Demand in China is rising quickly. In particular, TikTok parent ByteDance is seen as one of Microsoft’s biggest AI customers in recent years. The industry expects ByteDance to spend more than $1 billion a year on AI and cloud services.
Microsoft’s China AI-related revenue is also rising sharply. In the company’s fiscal 2025, its China AI business grew about threefold from a year earlier, and it was reported to have risen 400 percent in the previous year as well.
Still, the share of its China business remains limited. Microsoft Vice Chair Brad Smith said at the U.S. Congress that China revenue in 2024 was about 1.5 percent of total revenue. Even so, the company internally places high strategic importance on the China market. Former Microsoft Chief Commercial Officer Judson Althoff once described the company as the "only operator linking the West Coast AI innovation hub in the United States with China’s East Coast."

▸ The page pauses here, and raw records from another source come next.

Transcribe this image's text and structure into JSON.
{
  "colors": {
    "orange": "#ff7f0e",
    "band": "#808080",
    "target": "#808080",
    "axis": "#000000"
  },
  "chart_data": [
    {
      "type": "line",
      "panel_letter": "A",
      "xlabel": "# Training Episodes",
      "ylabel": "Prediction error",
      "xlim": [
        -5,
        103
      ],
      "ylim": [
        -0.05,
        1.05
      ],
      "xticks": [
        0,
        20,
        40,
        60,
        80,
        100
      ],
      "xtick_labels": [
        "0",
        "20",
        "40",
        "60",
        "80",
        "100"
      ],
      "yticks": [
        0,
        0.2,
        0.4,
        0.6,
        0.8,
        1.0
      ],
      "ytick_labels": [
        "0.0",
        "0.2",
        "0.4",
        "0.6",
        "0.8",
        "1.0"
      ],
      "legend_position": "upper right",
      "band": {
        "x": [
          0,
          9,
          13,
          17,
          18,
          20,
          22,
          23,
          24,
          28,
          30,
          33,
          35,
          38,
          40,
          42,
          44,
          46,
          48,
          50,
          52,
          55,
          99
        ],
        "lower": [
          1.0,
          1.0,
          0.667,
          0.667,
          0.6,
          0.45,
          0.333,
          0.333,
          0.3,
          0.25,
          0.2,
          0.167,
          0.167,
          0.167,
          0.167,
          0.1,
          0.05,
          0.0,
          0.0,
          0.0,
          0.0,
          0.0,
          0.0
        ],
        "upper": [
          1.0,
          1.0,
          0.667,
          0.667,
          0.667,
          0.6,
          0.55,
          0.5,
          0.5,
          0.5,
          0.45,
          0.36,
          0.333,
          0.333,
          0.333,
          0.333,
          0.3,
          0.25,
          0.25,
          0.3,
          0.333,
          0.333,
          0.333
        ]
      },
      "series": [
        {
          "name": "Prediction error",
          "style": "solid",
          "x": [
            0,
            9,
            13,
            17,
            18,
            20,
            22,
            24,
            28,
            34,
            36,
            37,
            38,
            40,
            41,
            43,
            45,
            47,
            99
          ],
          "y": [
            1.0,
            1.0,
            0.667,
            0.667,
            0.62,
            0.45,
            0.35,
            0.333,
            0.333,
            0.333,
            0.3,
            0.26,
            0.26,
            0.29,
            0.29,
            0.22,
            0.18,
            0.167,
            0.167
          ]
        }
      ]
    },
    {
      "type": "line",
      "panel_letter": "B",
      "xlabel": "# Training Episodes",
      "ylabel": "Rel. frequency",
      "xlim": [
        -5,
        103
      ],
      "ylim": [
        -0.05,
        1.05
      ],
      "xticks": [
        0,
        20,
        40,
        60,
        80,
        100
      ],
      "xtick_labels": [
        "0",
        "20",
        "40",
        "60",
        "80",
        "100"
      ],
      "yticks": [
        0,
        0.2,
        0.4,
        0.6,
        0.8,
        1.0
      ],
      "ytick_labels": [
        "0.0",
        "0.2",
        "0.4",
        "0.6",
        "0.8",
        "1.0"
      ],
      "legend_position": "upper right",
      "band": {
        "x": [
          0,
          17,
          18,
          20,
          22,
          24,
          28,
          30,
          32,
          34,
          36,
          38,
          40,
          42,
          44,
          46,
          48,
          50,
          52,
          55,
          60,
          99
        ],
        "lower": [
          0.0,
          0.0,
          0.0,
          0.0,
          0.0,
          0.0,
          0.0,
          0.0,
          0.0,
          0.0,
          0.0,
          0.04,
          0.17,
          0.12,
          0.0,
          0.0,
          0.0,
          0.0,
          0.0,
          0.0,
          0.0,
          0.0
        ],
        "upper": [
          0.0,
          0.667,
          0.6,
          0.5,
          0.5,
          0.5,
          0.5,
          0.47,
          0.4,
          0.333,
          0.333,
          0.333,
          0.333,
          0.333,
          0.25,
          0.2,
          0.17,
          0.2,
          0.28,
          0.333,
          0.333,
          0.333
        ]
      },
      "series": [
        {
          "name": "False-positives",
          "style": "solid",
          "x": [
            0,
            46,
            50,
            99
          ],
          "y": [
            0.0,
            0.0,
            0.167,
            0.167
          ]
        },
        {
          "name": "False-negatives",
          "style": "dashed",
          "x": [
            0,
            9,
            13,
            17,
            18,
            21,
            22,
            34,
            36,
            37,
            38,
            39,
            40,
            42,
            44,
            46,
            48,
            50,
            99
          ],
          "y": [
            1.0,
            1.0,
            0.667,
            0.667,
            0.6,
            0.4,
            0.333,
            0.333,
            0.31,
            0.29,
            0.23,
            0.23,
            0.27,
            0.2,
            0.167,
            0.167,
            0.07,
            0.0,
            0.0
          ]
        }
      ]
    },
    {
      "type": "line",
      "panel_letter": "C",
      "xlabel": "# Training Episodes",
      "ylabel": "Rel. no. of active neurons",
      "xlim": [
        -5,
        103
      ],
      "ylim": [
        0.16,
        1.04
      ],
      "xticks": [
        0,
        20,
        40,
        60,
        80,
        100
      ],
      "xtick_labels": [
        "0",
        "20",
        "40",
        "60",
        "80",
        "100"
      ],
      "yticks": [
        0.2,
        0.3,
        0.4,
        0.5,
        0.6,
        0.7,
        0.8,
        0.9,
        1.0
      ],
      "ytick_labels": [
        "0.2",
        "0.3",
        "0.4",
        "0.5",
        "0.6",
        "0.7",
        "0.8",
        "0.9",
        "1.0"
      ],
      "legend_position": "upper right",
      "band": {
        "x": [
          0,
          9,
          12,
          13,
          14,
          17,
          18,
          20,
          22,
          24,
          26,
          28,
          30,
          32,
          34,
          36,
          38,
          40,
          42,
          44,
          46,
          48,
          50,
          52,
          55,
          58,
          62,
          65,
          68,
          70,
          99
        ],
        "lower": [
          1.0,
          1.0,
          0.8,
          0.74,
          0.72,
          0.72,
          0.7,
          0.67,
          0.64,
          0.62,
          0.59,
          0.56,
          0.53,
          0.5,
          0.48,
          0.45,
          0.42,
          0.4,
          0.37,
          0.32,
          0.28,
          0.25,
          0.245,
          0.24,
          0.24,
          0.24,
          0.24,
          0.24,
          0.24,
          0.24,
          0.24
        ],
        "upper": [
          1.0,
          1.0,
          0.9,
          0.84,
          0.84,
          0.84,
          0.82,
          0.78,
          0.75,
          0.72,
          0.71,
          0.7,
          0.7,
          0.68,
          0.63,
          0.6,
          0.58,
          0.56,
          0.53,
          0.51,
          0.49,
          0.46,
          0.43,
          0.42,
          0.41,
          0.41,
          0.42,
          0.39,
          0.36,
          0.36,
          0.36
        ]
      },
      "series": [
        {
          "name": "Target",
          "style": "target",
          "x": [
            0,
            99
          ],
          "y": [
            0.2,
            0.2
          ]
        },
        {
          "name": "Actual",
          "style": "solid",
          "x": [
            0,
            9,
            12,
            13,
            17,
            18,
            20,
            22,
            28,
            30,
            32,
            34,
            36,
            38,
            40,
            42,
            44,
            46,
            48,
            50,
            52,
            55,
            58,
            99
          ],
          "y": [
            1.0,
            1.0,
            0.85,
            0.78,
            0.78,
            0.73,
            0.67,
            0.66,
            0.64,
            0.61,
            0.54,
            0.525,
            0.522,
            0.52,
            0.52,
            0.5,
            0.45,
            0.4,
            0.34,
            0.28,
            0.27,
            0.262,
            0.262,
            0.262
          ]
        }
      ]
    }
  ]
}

This structure also creates security and control issues. OpenAI is concerned that Chinese companies could use GPT outputs to train their own AI models, a practice known as distillation. It was reported to have privately asked Microsoft to strengthen safeguards so Chinese customers cannot use GPT responses to develop competing models.
Distillation is a method of training a relatively small model using outputs generated by a large AI model. The industry believes companies can build high-performance AI models without massive research and development costs through this approach.
To reduce risks, Microsoft is having Chinese customers use overseas data centres such as in Singapore, rather than servers in China, when accessing GPT models. It said it also checks customer usage patterns through an automated monitoring system and provides services mainly to existing corporate clients rather than individual developers. But experts point out that such measures alone make it difficult to fully block distillation, because model-generated data can be reused in various ways.
Anthropic, meanwhile, is maintaining a more conservative stance in China-related supply chains. Anthropic models are not currently included in Microsoft’s China AI product lineup. JPMorgan excluded Claude from its list of approved AI tools for Hong Kong employees after reviewing terms of use, and Goldman Sachs was reported to have taken similar steps. More recently, it was reported that U.S. Commerce Secretary Howard Lutnick asked Anthropic to halt overseas supply of some models, citing concerns they could be used by military and intelligence agencies in China and Russia.
The market, by contrast, is seeing cost competitiveness emerge as a new variable in AI model selection. Interest is rising among U.S. developers and startups in Chinese AI models such as DeepSeek, Xiaomi’s Mimo and MiniMax.
According to assessments by AI performance analysis organisations, these models maintain top-tier performance while offering much lower cost structures. A developer in San Diego said it costs about $10 to do an hour of coding work using Anthropic’s Claude, but DeepSeek costs less than 50 cents. The founder of U.S. startup Lindy also said it saved costs worth millions of dollars after switching to DeepSeek.
Microsoft is also reflecting this trend. The company is reported to be testing a DeepSeek-V4-based model as a low-cost engine for its enterprise AI agent service, which currently runs on OpenAI and Anthropic models.
The Chinese government is also speeding up policies to expand AI adoption. China’s Ministry of Commerce announced 17 new policies early this year to introduce AI across consumer goods and the overall service industry. The main goals are to shift electronic devices from simple function-focused products into intelligent devices and foster the humanoid robot industry. Experts analyse that AI competition is now expanding beyond a simple performance race into competition over price, supply chains and deployment strategies.